We endeavour, the Lord helping us, to address the matters set forth above, along with the translational problems of the NKJV...."
~ From An Examination of the New King James Version, Part 1
http://c.ymcdn.com/sites/www.tbsbibles. ... nd+Text%22

Malcolm H. Watts notes that "The so-called Majority Text, edited by Zane Hodges and (the same) Arthur Farstad of Dallas Theological Seminary, was published in 1982. In the ‘Preface’ it is stated that this text is only of a provisional nature, implying that no-one can be sure yet that we actually have the entire Word of God, and also that the Word we do have may need to be amended in the future when more of the extant manuscripts have been collated and examined. To quote the exact words of Hodges and Farstad: ‘It should therefore be kept in mind that the present work, The Greek New Testament According to the Majority Text, is both preliminary and provisional. It represents a first step…’. [ Zane C. Hodges and Arthur L. Farstad, The Greek New Testament According to the Majority Text (Nashville, TN, USA: Thomas Nelson Publishers, 1982), p. x]. Yet even as it is, this Majority Text contains nearly 1,900 changes to the Received Text, including the omission of such Scriptures as Matthew 27.35; Acts 8.37; 9.5,6; 10.6b; and 1 John 5.7."

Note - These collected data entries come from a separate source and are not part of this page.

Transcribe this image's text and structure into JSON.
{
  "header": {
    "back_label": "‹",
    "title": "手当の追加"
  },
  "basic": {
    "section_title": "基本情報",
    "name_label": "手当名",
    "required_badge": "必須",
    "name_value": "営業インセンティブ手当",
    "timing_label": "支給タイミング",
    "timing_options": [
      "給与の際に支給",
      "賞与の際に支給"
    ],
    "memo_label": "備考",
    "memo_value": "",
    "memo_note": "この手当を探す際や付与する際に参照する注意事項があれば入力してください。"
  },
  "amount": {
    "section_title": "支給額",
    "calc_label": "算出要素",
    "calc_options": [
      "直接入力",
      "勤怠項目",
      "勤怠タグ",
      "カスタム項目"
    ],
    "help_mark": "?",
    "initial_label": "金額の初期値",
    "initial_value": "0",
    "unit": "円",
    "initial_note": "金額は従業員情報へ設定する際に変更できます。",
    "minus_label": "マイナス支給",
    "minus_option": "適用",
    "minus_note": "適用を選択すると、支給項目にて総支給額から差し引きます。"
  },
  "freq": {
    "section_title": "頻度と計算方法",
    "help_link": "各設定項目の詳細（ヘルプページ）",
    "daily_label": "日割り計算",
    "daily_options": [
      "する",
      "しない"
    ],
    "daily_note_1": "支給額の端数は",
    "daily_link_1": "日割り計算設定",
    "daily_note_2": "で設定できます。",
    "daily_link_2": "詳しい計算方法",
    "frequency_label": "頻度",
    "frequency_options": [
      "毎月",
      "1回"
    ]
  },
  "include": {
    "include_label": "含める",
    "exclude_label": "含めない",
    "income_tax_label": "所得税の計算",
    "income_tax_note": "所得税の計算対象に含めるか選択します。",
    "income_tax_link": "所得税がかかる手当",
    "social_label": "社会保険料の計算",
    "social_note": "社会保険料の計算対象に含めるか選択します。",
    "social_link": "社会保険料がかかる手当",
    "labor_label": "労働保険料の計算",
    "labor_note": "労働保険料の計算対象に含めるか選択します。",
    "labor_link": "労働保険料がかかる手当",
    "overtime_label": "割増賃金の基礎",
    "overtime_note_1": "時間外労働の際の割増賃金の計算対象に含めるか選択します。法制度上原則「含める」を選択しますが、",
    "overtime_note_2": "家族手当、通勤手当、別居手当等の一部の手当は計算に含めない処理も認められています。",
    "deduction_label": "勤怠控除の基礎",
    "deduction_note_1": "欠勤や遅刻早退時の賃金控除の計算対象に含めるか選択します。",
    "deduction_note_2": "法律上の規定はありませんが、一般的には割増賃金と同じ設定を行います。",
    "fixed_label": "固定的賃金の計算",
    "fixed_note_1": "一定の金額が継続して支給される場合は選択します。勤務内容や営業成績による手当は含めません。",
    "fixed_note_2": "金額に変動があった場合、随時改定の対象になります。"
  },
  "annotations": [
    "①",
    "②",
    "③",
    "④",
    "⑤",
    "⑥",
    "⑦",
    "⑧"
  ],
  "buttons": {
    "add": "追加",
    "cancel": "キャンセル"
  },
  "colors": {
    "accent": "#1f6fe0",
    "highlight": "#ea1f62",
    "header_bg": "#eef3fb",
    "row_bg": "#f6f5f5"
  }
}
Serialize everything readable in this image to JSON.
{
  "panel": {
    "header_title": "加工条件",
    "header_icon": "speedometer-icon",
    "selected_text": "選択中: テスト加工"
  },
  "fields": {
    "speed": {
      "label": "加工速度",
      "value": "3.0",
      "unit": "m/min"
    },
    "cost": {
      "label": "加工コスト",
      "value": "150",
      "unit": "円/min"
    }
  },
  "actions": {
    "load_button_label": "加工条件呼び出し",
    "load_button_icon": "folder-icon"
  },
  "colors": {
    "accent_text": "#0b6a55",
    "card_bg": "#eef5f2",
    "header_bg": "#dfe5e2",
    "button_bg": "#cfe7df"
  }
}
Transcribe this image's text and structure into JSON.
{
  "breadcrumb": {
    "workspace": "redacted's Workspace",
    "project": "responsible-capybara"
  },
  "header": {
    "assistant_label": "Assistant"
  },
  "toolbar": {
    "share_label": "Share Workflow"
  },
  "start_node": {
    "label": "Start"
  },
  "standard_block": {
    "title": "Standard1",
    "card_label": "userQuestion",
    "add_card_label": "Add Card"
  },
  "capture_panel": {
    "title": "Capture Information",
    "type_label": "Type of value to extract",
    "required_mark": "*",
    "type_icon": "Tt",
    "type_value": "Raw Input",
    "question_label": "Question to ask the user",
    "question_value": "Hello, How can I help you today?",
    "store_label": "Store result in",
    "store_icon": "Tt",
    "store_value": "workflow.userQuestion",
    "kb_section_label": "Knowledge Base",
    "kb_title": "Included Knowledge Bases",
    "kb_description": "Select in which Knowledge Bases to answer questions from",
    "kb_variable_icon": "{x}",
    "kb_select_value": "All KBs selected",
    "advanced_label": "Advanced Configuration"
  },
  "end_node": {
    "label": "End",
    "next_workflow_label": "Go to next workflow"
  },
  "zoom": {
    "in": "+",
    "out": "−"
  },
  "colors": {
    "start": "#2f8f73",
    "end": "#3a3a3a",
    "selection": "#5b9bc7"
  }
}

~ From  The New King James Version: A Critique, by Malcolm H. Watts
http://c.ymcdn.com/sites/www.tbsbibles. ... tique_.pdf

I hate to say it but, as Watts and others clearly demonstrate, it appears that the publishers of the NKJV (Thomas Nelson) and those responsible for the "Preface" to it, have misled many readers with quite a bit of false advertising. Such readers are led to think initially that the NKJV is simply the same KJV of the 17th century but with updated spelling. Some readers will never dig beneath the surface and discover that this is simply not the case. They really ought to dig, however, for then it will become clear to them that they should return to their old KJV, because it is based entirely upon the genuine, providentially preserved apographa, the Hebrew Masoretic Text for the OT and the Textus Receptus for the NT. The NKJV is not so based. It is not a modern improvement of the KJV via updated English but is actually quite a new translation; and a deficient one at that.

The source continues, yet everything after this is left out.